Die Honorarverhandlungen mit den Krankenkassen für das Jahr 2022 sind abgeschlossen. Die Gesamtvergütung in Bremen steigt um rund sieben Millionen Euro. Der regionale Orientierungspunktwert erhöht sich um 1,275 Prozent auf nunmehr 11,2662 Cent. Diese „Preiserhöhung“ betrifft alle EBM-Leistungen, also auch die extrabudgetären. Darüber hinaus wird nach Absenkungen in den Vorjahren die morbiditätsbedingte Gesamtvergütung nun wieder um zirka 0,00675 Prozent minimal erhöht. Dies liegt an der nun gestiegenen Morbidität der Patienten im Land Bremen (MGV +0,03795 Prozent) unter Berücksichtigung der Beschlüsse des Bewertungsausschusses auf Bundesebene (MGV -0,0312 Prozent).
Ein wichtiger Diskussionspunkt in den diesjährigen Honorarverhandlungen war auch die Ausgestaltung eines möglichen regionalen Punktwertzuschlags auf den Orientierungspunktwert aufgrund erhöhter Praxis- und Personalkosten im Stadtstaat Bremen. Die Vertragspartner haben sich verständigt, hierzu im Jahr 2022 weiter im regelmäßigen Austausch zu bleiben.
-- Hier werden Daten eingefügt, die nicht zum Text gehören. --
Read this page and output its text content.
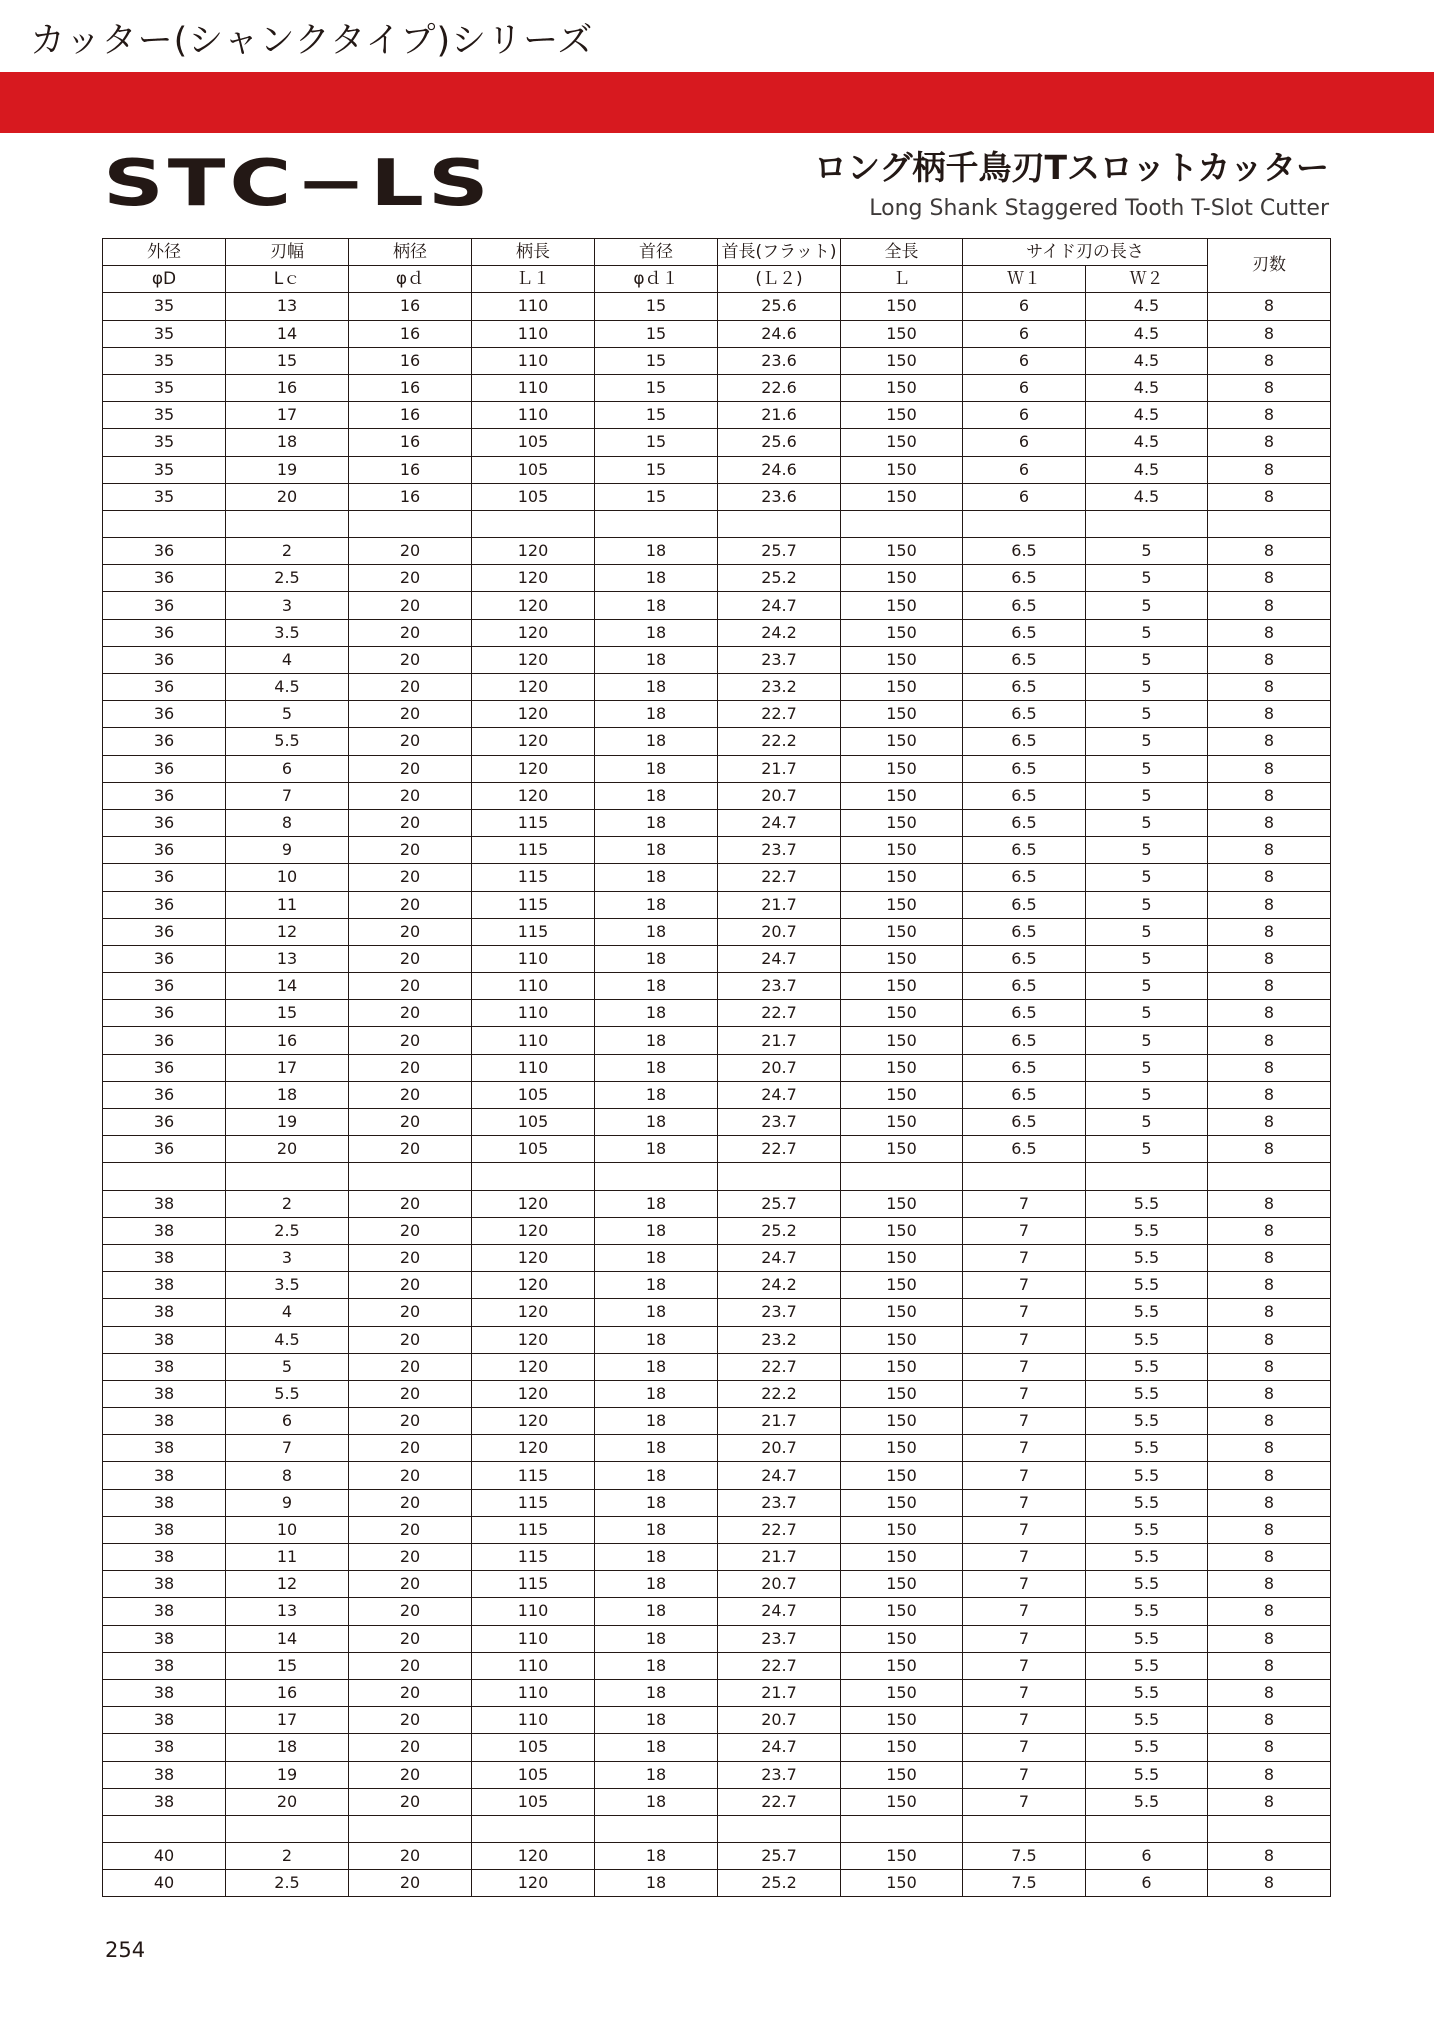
カッター(シャンクタイプ)シリーズ
STC−LS	ロング柄千鳥刃Tスロットカッター
Long Shank Staggered Tooth T-Slot Cutter
外径	刃幅	柄径	柄長	首径	首長(フラット)	全長	サイド刃の長さ		刃数
φD	Lｃ	φｄ	Ｌ１	φｄ１	(Ｌ２)	Ｌ	Ｗ１	Ｗ２	
35	13	16	110	15	25.6	150	6	4.5	8
35	14	16	110	15	24.6	150	6	4.5	8
35	15	16	110	15	23.6	150	6	4.5	8
35	16	16	110	15	22.6	150	6	4.5	8
35	17	16	110	15	21.6	150	6	4.5	8
35	18	16	105	15	25.6	150	6	4.5	8
35	19	16	105	15	24.6	150	6	4.5	8
35	20	16	105	15	23.6	150	6	4.5	8

36	2	20	120	18	25.7	150	6.5	5	8
36	2.5	20	120	18	25.2	150	6.5	5	8
36	3	20	120	18	24.7	150	6.5	5	8
36	3.5	20	120	18	24.2	150	6.5	5	8
36	4	20	120	18	23.7	150	6.5	5	8
36	4.5	20	120	18	23.2	150	6.5	5	8
36	5	20	120	18	22.7	150	6.5	5	8
36	5.5	20	120	18	22.2	150	6.5	5	8
36	6	20	120	18	21.7	150	6.5	5	8
36	7	20	120	18	20.7	150	6.5	5	8
36	8	20	115	18	24.7	150	6.5	5	8
36	9	20	115	18	23.7	150	6.5	5	8
36	10	20	115	18	22.7	150	6.5	5	8
36	11	20	115	18	21.7	150	6.5	5	8
36	12	20	115	18	20.7	150	6.5	5	8
36	13	20	110	18	24.7	150	6.5	5	8
36	14	20	110	18	23.7	150	6.5	5	8
36	15	20	110	18	22.7	150	6.5	5	8
36	16	20	110	18	21.7	150	6.5	5	8
36	17	20	110	18	20.7	150	6.5	5	8
36	18	20	105	18	24.7	150	6.5	5	8
36	19	20	105	18	23.7	150	6.5	5	8
36	20	20	105	18	22.7	150	6.5	5	8

38	2	20	120	18	25.7	150	7	5.5	8
38	2.5	20	120	18	25.2	150	7	5.5	8
38	3	20	120	18	24.7	150	7	5.5	8
38	3.5	20	120	18	24.2	150	7	5.5	8
38	4	20	120	18	23.7	150	7	5.5	8
38	4.5	20	120	18	23.2	150	7	5.5	8
38	5	20	120	18	22.7	150	7	5.5	8
38	5.5	20	120	18	22.2	150	7	5.5	8
38	6	20	120	18	21.7	150	7	5.5	8
38	7	20	120	18	20.7	150	7	5.5	8
38	8	20	115	18	24.7	150	7	5.5	8
38	9	20	115	18	23.7	150	7	5.5	8
38	10	20	115	18	22.7	150	7	5.5	8
38	11	20	115	18	21.7	150	7	5.5	8
38	12	20	115	18	20.7	150	7	5.5	8
38	13	20	110	18	24.7	150	7	5.5	8
38	14	20	110	18	23.7	150	7	5.5	8
38	15	20	110	18	22.7	150	7	5.5	8
38	16	20	110	18	21.7	150	7	5.5	8
38	17	20	110	18	20.7	150	7	5.5	8
38	18	20	105	18	24.7	150	7	5.5	8
38	19	20	105	18	23.7	150	7	5.5	8
38	20	20	105	18	22.7	150	7	5.5	8

40	2	20	120	18	25.7	150	7.5	6	8
40	2.5	20	120	18	25.2	150	7.5	6	8
254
Alle geförderten Leistungsbereiche bleiben bestehen und die entsprechenden Vergütungen für Schutzimpfungen, Augenhintergrunduntersuchungen, Allergologie, Pädaudiologie und Phoniatrie werden ebenso wie die Wegegelder bei Besuchen um 1,275 Prozent angehoben. Die bereits geförderten Stanzbiopsien werden im Jahr 2022 mit einem erhöhten Punktwertzuschlag vergütet, um eine Verlagerung dieser Leistungen vom ambulanten in den stationären Bereich zu verhindern.
Erstmalig in dieser Form wurde die „zweckgebundene Förderung von Leistungen förderungswürdiger Leistungserbringer in besonderen Einzelfällen zur Sicherstellung besonderer Versorgungsbedarfe“ vereinbart. Die KV Bremen und die Krankenkassen werden dazu im Jahr 2022 konkrete Förderanlässe und die zu fördernden Praxen/Ärzte konsentieren. Dafür stehen insgesamt bis zu 250.000 Euro zur Verfügung.
Darüber hinaus beteiligen sich die Krankenkassen mit 550.000 Euro an den Kosten für die Strukturen des Notdienstes (2021: 475.000 Euro). Gleichzeitig hat sich die KV Bremen mit den Krankenkassen verständigt, sich gemeinsam für die Einrichtung eines Long-/Post-Covid-Netzwerkes im Land einzusetzen, finanziert aus Mitteln des Bremen Fonds.